Your dentist is usually the first person that recognizes that you may suffer from bruxism and there are pleanty of devices that a dentist can provide to alleviate the effects of bruxism. Untreated, bruxism or teeth grinding often turns into worn down teeth, teeth cracking, nerve pain and TMD (tempromandibular disorder). Let's not let this situation get out of control, call us today and let us get you on the right track again.
Bruxism is the dental term for the habit of teeth grinding. Many people grind their teeth from time to time with little to no damage to the teeth or jaw. However, those who continually grind their teeth can cause serious damage to their teeth and other oral health complications can arise. Bruxism refers to any type of forceful contact between the teeth. This can be a loud and grating contact or a silent and clenching contact. Either form can cause serious damage to the teeth.
The fact of the matter is that you are clenching your jaw and it is putting a large amount of stress and pressure on the teeth and surrounding tissues. They become of overloaded and at translates into many problems, one being TMJ pain. It affects males and females equally, but is at a higher rate in families with a history of the disorder, according to the American Sleep Association. Although it isn't fully understood why it happen to ceratin people, reports have suggested if has a relationship with stress.

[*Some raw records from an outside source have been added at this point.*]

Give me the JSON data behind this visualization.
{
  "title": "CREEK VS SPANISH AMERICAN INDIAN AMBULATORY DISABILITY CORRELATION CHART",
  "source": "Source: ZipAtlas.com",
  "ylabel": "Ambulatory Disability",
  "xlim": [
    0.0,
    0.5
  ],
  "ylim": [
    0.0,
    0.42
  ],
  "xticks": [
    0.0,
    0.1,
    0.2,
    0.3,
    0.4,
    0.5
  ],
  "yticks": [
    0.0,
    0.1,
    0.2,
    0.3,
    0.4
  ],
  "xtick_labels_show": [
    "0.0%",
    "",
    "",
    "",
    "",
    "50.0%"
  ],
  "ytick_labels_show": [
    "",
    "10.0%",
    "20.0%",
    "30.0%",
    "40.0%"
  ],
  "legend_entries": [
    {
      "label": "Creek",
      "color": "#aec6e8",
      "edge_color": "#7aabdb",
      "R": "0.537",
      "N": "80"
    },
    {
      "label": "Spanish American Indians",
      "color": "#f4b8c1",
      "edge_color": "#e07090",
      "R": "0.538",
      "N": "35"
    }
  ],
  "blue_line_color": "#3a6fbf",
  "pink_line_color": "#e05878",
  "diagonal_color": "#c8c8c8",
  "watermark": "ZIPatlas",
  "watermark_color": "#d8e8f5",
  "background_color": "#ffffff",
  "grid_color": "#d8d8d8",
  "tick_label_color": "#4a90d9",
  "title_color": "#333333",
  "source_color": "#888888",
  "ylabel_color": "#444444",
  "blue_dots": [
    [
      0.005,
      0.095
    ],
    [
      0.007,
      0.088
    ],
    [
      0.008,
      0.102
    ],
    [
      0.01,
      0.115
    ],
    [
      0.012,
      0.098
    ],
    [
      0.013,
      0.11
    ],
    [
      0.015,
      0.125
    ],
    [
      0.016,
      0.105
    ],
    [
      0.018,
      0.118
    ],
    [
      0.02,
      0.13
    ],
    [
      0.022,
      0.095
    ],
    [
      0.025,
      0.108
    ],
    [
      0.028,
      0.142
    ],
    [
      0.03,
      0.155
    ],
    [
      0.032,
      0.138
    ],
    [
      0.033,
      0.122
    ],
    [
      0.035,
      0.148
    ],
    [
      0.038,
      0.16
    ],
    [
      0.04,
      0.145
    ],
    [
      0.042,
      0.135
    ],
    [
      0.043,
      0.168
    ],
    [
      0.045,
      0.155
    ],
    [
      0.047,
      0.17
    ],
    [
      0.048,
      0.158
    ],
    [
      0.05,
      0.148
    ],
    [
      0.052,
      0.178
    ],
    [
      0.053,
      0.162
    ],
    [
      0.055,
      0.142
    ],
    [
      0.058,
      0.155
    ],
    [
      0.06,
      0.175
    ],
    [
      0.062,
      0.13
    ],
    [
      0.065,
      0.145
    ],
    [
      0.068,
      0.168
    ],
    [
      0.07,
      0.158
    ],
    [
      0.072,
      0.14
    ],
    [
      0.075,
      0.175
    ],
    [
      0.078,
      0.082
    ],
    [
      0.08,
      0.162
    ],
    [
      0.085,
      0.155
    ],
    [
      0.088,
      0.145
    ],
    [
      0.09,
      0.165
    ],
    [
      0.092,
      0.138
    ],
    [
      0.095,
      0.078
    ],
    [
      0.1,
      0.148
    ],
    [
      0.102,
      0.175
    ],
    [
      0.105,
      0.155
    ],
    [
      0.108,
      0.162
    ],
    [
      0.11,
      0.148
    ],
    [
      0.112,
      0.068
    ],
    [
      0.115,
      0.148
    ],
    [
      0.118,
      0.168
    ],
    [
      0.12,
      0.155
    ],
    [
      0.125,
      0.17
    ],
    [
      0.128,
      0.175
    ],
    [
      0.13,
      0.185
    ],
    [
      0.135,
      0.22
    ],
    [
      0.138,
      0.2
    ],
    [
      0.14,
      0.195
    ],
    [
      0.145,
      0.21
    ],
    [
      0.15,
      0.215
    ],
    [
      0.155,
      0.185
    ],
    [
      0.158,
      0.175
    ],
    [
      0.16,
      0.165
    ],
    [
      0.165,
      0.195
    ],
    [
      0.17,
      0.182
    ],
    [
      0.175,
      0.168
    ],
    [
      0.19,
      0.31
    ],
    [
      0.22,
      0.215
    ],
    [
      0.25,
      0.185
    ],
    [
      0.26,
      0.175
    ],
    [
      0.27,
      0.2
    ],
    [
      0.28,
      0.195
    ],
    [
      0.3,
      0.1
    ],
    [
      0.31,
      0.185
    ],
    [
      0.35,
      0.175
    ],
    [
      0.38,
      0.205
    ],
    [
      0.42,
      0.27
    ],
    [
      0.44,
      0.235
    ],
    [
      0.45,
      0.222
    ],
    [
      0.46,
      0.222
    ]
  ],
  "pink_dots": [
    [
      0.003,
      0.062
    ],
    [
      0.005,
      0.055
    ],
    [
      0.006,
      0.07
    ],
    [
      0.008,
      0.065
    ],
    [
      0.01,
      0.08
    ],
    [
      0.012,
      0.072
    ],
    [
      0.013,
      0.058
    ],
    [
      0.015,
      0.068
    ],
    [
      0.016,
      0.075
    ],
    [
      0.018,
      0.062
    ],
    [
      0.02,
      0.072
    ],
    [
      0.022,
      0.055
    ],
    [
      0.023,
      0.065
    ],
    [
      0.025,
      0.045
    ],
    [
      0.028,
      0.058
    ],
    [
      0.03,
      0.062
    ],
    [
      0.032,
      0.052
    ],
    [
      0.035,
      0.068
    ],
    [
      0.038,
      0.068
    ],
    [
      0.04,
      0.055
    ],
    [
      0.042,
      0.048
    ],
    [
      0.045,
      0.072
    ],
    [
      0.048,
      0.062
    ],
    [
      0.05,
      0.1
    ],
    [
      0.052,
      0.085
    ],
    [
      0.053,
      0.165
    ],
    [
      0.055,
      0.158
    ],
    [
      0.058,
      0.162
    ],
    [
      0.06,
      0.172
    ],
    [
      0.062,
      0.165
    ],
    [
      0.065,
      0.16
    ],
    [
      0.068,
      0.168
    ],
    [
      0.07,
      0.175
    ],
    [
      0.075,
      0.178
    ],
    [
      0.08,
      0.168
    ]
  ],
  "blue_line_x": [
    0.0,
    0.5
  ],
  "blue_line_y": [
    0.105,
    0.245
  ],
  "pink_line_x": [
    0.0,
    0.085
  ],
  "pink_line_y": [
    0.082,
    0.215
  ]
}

The cause of bruxism is still unknown. Doctors for TMJ are working to find the causative agent. However, it is believed that increased stress and anxiety can greatly affect how often and how severely you grind your teeth. Having an abnormal bite or missing or crooked teeth are also thought to contribute to teeth grinding.
Adults and children can both suffer from bruxism. Alcohol, drugs, and certain sleep disorders can exacerbate this condition, making it worse. Children usually develop bruxism as a result of a cold or infection. Often pain from teething or earaches will induce teeth grinding in toddlers and children.
Why is bruxism bad?
Occasional bruxism may not result in damage to the teeth or jaw. However, chronic teeth grinding can cause serious dental issues. In some cases, grinding can result in tooth fracture, loosening of teeth, or the loss of teeth. Grinding over years without treatment can wear the teeth down to stumps, exposing the second layer of tooth structure which will require bridges, crowns, root canals, implants, or possibly even dentures to repair, if the teeth cannot be saved.
Not only is bruxism bad for your teeth, it is also damaging to the jaw. Teeth grinding can result in hearing loss, change the appearance of your face, TMD (temporomandibular disorder), chronic pain, headaches, and sore muscles. A doctor for TMJ can determine if your grinding habits are causing TMD.
What can I do to stop grinding my teeth?
Being fitted for an occlusal or night guard by a doctor for TMJ will help to protect your teeth from the effects of grinding while you sleep. However, in order to cease teeth grinding completely, it is important to treat the triggers for why you grind your teeth.
If stress is causing your bruxism, ask your doctor or doctor for TMJ about stress reduction techniques and options. Exercise, stress counseling, or prescription muscle relaxers may help reduce how often or severely you grind your teeth.